Rate of, and risk factors for, white matter hyperintensity growth: a systematic review and meta-analysis with implications for clinical trial design


White matter hyperintensities (WMHs) are a highly prevalent MRI marker of cerebral small vessel disease (SVD), which predict stroke and dementia risk, and are being increasingly used as a surrogate marker in clinical trials. However, the influence of study population selection on WMH progression rate has not been studied and the effect of individual patient factors for WMH growth are not fully understood.


We performed a systematic review and meta-analysis of the literature on progression of WMHs in longitudinal studies to determine rates of WMH growth, and how these varied according to population characteristics and cardiovascular risk factors. We used these data to calculate necessary sample sizes for clinical trials using WMH as an endpoint.
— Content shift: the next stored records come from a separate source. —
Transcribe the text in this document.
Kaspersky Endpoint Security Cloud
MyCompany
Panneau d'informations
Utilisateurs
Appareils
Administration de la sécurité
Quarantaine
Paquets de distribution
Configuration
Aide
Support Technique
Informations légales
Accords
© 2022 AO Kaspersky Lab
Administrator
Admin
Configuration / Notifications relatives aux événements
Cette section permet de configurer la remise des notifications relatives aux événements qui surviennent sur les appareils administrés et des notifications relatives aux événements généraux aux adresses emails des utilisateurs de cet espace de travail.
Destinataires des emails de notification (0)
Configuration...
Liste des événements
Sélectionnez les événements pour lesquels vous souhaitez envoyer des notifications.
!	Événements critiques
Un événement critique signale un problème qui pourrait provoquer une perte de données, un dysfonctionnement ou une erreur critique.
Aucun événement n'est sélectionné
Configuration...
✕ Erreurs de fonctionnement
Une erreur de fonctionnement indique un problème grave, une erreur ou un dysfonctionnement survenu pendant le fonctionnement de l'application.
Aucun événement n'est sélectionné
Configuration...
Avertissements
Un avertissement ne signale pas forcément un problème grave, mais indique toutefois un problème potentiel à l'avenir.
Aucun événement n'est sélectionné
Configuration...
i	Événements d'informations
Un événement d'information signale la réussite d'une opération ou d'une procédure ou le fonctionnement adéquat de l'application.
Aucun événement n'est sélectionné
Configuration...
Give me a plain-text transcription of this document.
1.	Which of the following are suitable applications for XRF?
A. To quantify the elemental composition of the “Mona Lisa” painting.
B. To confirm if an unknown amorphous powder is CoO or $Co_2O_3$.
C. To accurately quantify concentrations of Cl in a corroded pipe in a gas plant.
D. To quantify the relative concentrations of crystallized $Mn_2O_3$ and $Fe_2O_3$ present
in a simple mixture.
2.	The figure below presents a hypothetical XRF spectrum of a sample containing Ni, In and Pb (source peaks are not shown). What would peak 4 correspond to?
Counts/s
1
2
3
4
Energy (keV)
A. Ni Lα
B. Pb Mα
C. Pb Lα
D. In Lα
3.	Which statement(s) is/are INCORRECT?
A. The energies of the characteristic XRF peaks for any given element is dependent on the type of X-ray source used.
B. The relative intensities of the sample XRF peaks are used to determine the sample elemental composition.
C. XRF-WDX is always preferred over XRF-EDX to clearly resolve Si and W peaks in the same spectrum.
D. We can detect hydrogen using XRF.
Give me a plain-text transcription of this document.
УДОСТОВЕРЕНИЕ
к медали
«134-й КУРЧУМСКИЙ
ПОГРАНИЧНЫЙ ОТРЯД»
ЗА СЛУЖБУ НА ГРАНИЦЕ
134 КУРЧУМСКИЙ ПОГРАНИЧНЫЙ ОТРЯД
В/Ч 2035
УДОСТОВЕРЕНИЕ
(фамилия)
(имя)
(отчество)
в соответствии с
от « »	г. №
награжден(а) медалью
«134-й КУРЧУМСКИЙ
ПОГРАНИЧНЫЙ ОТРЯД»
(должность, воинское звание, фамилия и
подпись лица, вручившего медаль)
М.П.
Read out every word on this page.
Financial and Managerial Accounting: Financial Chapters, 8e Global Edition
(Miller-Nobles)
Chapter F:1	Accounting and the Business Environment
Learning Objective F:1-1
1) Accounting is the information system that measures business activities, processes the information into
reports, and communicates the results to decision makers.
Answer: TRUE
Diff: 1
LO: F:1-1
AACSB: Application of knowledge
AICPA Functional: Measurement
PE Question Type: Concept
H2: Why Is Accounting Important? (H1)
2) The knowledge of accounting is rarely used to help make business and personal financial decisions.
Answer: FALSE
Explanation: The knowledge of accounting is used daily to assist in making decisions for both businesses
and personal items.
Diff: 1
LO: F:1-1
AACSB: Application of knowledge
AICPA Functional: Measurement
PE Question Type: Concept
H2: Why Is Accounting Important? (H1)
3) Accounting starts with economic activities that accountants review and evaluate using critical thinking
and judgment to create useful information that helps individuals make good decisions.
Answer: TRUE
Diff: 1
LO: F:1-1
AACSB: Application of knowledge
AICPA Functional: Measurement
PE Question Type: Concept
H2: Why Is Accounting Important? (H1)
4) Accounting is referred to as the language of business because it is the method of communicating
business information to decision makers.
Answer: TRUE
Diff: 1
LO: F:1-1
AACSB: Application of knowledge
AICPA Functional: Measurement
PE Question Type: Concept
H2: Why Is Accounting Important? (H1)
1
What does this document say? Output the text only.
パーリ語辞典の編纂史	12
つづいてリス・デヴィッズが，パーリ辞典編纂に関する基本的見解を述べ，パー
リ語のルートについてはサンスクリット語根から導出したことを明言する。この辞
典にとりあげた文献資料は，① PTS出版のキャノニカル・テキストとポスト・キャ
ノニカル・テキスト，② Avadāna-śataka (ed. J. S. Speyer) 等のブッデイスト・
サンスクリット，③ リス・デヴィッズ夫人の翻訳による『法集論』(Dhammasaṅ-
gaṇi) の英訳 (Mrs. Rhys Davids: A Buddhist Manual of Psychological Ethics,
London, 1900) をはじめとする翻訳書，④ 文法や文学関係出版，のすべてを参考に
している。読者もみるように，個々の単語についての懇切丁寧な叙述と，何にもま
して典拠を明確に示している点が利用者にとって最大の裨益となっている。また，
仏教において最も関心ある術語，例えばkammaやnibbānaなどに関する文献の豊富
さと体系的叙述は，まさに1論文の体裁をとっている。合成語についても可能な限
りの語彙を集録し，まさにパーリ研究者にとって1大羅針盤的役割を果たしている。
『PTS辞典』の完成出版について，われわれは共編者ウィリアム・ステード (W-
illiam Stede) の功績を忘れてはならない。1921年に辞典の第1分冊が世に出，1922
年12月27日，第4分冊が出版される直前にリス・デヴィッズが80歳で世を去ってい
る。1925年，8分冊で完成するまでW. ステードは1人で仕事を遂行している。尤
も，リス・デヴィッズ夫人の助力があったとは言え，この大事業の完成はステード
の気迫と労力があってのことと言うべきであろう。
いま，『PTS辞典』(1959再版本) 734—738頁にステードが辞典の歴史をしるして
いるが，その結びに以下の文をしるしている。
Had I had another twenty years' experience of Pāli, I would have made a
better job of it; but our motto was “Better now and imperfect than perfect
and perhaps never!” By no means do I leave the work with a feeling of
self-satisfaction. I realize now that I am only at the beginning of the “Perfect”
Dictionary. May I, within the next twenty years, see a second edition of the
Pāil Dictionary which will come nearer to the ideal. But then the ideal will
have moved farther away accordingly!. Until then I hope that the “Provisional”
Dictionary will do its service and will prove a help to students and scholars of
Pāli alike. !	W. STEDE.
WMH growth rate was highest in SVD (2.50cc/year), intermediate in unselected stroke patients (1.29cc/year) and lower in patients with non-stroke cardiovascular disease, and with cognitive impairment. Age was significantly associated with progression (correlation coefficient 0.15cc/year, 95% CI 0.02 to 0.28cc/year) as was baseline lesion volume (0.6cc/year, 95% CI 0.13 to 1.06 cc/year). Both hypertension (OR 1.72, 95% CI 1.19 to 2.46) and current smoking (OR 1.48, 95% CI 1.02 to 2.16) were associated with WMH growth. Sample sizes for a clinical trial varied greatly with patient population selection and baseline lesion volume; estimates are provided.


WMH progression varies markedly according to the characteristics of the population being studied and this will have a major impact on sample sizes required in a clinical trial. Our sample size estimates provide data for planning clinical trials using WMH as an outcome measure.